The Defense Nuclear Facilities Safety Board has been an independent overseer of nuclear facilities throughout the country — including the Hanford Site — for nearly three decades.
But now there is a disturbing effort from inside the organization to dismantle it, or at the very least, significantly reduce its funding and influence.
DNFSB Chairman Sean Sullivan wrote a letter in June to the federal Office of Management and Budget, encouraging the elimination of the safety board by amending the Atomic Energy Act.
That Sullivan was named chairman of the DNFSB by President Donald Trump in January — and is now embracing the demise of an organization he leads — makes the recommendation particularly troubling.
Never miss a local story.
Rick Schapira, a former deputy general counsel for the safety board, said in a recent story by the Seattle Times: “It’s a pretty shocking letter. One could construe from it that he was appointed to undo the board.”
If that is the case (and that perception will be difficult to shake), then the board is now overly politicized, and that’s not what it should be.
If there are improvements that can be made to how the DNFSB operates, than they should be put in place.
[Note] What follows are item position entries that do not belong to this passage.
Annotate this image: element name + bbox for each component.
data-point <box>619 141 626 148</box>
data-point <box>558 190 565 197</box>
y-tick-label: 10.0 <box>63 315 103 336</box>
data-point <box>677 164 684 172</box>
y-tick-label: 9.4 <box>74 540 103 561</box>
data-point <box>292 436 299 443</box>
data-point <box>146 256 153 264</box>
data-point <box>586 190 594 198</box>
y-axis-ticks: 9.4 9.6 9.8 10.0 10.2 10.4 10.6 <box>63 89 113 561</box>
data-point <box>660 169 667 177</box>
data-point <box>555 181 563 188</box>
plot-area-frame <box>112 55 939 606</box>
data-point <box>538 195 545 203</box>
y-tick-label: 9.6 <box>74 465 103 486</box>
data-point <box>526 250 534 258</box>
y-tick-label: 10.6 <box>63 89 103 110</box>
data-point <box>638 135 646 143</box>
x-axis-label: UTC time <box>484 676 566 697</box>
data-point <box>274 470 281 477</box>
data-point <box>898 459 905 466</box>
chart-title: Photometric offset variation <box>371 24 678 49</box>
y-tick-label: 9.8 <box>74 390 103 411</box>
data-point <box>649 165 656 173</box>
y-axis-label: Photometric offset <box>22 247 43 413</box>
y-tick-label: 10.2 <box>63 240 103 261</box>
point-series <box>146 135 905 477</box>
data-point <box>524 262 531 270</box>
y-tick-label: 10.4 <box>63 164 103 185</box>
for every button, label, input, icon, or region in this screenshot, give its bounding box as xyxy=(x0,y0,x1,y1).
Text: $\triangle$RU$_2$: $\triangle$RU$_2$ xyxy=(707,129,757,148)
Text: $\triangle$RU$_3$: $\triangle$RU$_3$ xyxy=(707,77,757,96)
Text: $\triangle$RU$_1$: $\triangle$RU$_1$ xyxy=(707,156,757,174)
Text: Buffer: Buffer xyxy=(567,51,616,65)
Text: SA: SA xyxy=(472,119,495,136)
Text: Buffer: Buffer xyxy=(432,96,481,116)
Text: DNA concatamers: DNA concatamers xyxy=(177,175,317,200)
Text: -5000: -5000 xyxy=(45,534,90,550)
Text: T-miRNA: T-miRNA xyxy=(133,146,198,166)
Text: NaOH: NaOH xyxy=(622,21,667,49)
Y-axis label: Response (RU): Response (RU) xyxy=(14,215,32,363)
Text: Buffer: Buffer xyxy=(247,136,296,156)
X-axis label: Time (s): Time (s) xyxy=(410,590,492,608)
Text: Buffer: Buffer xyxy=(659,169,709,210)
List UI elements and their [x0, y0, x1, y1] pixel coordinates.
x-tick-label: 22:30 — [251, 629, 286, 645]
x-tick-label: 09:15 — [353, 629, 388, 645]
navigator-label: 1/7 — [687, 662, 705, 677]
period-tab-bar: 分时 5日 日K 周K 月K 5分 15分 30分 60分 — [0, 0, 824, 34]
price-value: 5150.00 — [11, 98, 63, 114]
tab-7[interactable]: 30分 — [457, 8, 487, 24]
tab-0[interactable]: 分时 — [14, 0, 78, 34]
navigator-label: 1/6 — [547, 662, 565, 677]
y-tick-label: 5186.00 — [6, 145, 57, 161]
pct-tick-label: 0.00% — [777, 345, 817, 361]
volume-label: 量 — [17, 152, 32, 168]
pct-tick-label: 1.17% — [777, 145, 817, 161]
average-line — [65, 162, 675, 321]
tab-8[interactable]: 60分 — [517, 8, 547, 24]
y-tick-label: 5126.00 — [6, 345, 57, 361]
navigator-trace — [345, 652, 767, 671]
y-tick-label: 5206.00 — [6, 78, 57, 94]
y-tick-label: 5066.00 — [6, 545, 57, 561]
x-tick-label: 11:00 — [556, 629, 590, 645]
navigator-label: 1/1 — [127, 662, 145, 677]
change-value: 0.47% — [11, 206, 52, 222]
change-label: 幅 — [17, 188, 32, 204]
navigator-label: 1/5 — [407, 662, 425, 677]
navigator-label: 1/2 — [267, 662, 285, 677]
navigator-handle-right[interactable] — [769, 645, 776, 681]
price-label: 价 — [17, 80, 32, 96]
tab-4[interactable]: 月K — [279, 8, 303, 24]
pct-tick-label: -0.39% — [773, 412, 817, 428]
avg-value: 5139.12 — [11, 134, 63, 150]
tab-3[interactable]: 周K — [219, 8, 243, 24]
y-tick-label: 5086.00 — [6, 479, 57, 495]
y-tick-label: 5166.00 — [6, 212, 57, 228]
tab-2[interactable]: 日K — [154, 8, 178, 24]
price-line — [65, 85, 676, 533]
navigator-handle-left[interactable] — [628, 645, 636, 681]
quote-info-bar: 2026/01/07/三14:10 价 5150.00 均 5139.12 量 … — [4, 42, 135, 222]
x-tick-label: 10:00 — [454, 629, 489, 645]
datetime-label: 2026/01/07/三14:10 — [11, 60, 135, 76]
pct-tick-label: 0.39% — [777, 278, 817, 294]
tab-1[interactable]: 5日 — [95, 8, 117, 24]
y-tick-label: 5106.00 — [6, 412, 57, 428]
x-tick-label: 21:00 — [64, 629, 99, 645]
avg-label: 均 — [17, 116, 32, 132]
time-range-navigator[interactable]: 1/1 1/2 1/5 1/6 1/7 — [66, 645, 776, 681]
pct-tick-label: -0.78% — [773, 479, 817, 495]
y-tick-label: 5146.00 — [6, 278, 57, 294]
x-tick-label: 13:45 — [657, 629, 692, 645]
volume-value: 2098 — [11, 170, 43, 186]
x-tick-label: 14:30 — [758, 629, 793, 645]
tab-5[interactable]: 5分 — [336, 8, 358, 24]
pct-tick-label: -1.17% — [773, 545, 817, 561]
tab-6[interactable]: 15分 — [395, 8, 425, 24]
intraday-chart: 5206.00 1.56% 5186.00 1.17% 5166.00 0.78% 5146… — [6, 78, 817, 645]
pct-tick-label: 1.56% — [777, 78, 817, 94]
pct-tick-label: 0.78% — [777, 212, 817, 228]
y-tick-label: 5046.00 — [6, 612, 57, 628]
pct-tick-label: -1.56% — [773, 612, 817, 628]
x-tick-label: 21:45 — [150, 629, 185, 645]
But the organization itself should not be abolished, or crippled to the point of being ineffective.
Even though Trump has made an executive order requiring agencies to come up with a plan to reorganize and reduce the number of federal workers, Sullivan’s easy willingness to let the DNFSB go is unsettling.
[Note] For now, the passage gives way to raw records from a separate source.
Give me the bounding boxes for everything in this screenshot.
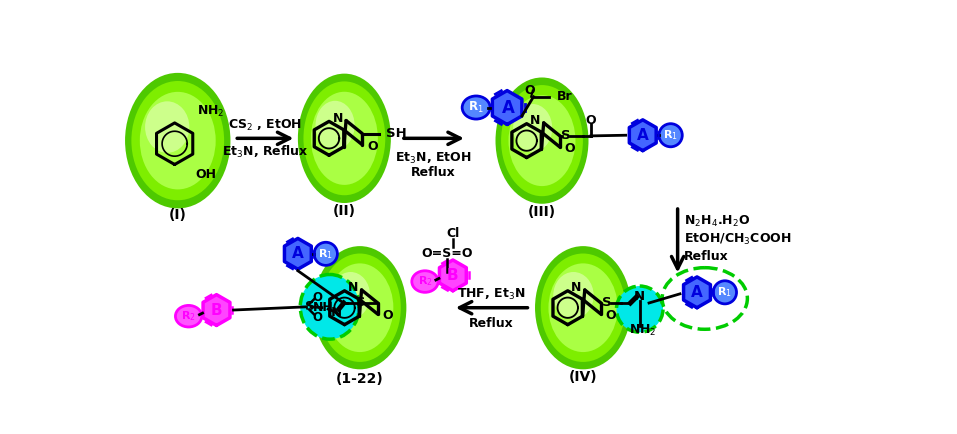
Ellipse shape xyxy=(131,81,224,200)
Polygon shape xyxy=(203,295,230,326)
Ellipse shape xyxy=(513,104,552,152)
Ellipse shape xyxy=(300,274,359,339)
Text: (IV): (IV) xyxy=(568,370,597,384)
Text: N: N xyxy=(530,114,541,127)
Text: A: A xyxy=(691,285,702,300)
Text: S: S xyxy=(562,129,571,142)
Ellipse shape xyxy=(412,271,438,293)
Text: SH: SH xyxy=(386,127,407,140)
Text: R$_1$: R$_1$ xyxy=(663,128,679,142)
Text: O: O xyxy=(383,309,393,322)
Text: OH: OH xyxy=(195,168,216,181)
Text: Reflux: Reflux xyxy=(469,317,514,329)
Text: EtOH/CH$_3$COOH: EtOH/CH$_3$COOH xyxy=(684,232,791,247)
Circle shape xyxy=(314,242,338,265)
Text: N: N xyxy=(571,281,582,294)
Text: O: O xyxy=(606,309,616,322)
Text: O: O xyxy=(565,142,575,155)
Text: CS$_2$ , EtOH: CS$_2$ , EtOH xyxy=(229,118,302,133)
Text: A: A xyxy=(292,247,303,261)
Ellipse shape xyxy=(553,272,593,319)
Ellipse shape xyxy=(303,82,386,195)
Text: A: A xyxy=(501,99,514,116)
Ellipse shape xyxy=(316,101,355,150)
Ellipse shape xyxy=(462,96,490,119)
Polygon shape xyxy=(439,260,466,291)
Text: R$_2$: R$_2$ xyxy=(181,309,196,323)
Text: NH$_2$: NH$_2$ xyxy=(629,323,657,338)
Text: O: O xyxy=(312,311,323,324)
Text: B: B xyxy=(447,268,458,283)
Text: (II): (II) xyxy=(333,204,356,218)
Text: NH$_2$: NH$_2$ xyxy=(197,104,224,119)
Text: A: A xyxy=(636,128,649,143)
Ellipse shape xyxy=(298,74,390,203)
Text: O: O xyxy=(312,291,323,304)
Polygon shape xyxy=(683,277,710,308)
Text: N: N xyxy=(348,281,359,294)
Text: B: B xyxy=(211,302,222,318)
Ellipse shape xyxy=(501,85,583,196)
Text: Reflux: Reflux xyxy=(412,167,456,180)
Ellipse shape xyxy=(548,263,617,352)
Polygon shape xyxy=(492,91,522,125)
Text: Cl: Cl xyxy=(446,227,459,240)
Text: N$_2$H$_4$.H$_2$O: N$_2$H$_4$.H$_2$O xyxy=(684,214,750,229)
Text: Et$_3$N, Reflux: Et$_3$N, Reflux xyxy=(222,144,309,160)
Circle shape xyxy=(659,124,682,147)
Ellipse shape xyxy=(331,272,370,319)
Ellipse shape xyxy=(496,78,589,204)
Polygon shape xyxy=(284,238,311,269)
Text: (1-22): (1-22) xyxy=(336,372,384,385)
Text: Br: Br xyxy=(557,90,572,103)
Ellipse shape xyxy=(125,73,231,208)
Text: R$_2$: R$_2$ xyxy=(417,275,433,289)
Text: O: O xyxy=(367,140,378,153)
Ellipse shape xyxy=(313,246,407,369)
Ellipse shape xyxy=(175,306,202,327)
Ellipse shape xyxy=(535,246,631,369)
Ellipse shape xyxy=(311,92,378,185)
Text: R$_1$: R$_1$ xyxy=(319,247,333,261)
Text: R$_1$: R$_1$ xyxy=(468,100,484,115)
Ellipse shape xyxy=(616,286,663,332)
Text: Et$_3$N, EtOH: Et$_3$N, EtOH xyxy=(395,151,472,166)
Ellipse shape xyxy=(145,101,189,153)
Text: THF, Et$_3$N: THF, Et$_3$N xyxy=(457,287,525,302)
Text: S: S xyxy=(356,296,366,309)
Text: N: N xyxy=(634,290,645,303)
Text: (I): (I) xyxy=(168,208,187,222)
Text: N: N xyxy=(333,112,343,125)
Text: O: O xyxy=(524,84,535,97)
Text: NH: NH xyxy=(313,301,334,314)
Text: R$_1$: R$_1$ xyxy=(718,286,732,299)
Text: Reflux: Reflux xyxy=(684,250,728,263)
Text: S: S xyxy=(602,296,612,309)
Text: O: O xyxy=(586,114,596,127)
Text: O=S=O: O=S=O xyxy=(421,247,473,260)
Ellipse shape xyxy=(541,253,625,362)
Ellipse shape xyxy=(508,95,575,186)
Polygon shape xyxy=(630,120,657,151)
Ellipse shape xyxy=(319,253,401,362)
Text: (III): (III) xyxy=(528,205,556,219)
Ellipse shape xyxy=(326,263,393,352)
Text: N: N xyxy=(330,306,342,319)
Ellipse shape xyxy=(140,92,215,189)
Circle shape xyxy=(713,281,737,304)
Text: S: S xyxy=(304,300,315,313)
He called the nuclear safety board a “relic of the Cold War-era defense establishment” and said, “Although the board may have been helpful in providing adequate protection of public health and safety during its early years, that value today is provided only on the margins, while in the meantime the board’s independence permits the board to create myriad unnecessary costs for the Department of Energy.”
It is true DOE officials and contractors at times have found the nuclear safety board’s oversight exasperating and overcritical.
But the reason the safety board was created by Congress in 1988 was because lawmakers wanted to end DOE’s self-regulation, and protect against the proverbial “fox guarding the henhouse” and “Dracula guarding the blood bank.”
The DNFSB was established as an independent, government watchdog organization within the executive branch. Its founding purpose was to give the public more assurance that DOE’s defense nuclear facilities were constructed, operated and dismantled safely.
That objective is still relevant today.
Sullivan’s letter was made public this fall through a Freedom of Information Act request by the Center for Public Integrity, a nonprofit news agency based in Washington, D.C.
In the letter, he acknowledges he is speaking for himself, and not on behalf of other members of the DNFSB.
The board is made up of five members who are deemed experts in the field of nuclear safety, and who serve five-year terms. They are appointed by the president, and only three members of the same political party are allowed to serve at the same time.
Sullivan, a retired Navy submarine officer and Republican attorney, was appointed in 2012 by Former President Barack Obama before Trump made him chairman this year.
There are three other board members, all Democrats, who have denounced Sullivan’s position, and the other Republican board member has declined to comment, according to the Center for Public Integrity.
The safety board has no power to force DOE to take specific actions, but its reports are public and DOE officials must reply to concerns that are raised.
Sullivan said in his letter that eliminating the board and its staff would save the federal government $31 million a year, which is the motivating factor in his recommendation.
While he writes that DOE has “established its own internal oversight capabilities,” he also notes the safety board is the “only agency providing independent analysis, advice, and recommendations.”
And that is reason enough to keep it going.
Nuclear safety issues are still as frightening now as they were some 30 years ago. The board’s independent mission must be protected and allowed to continue.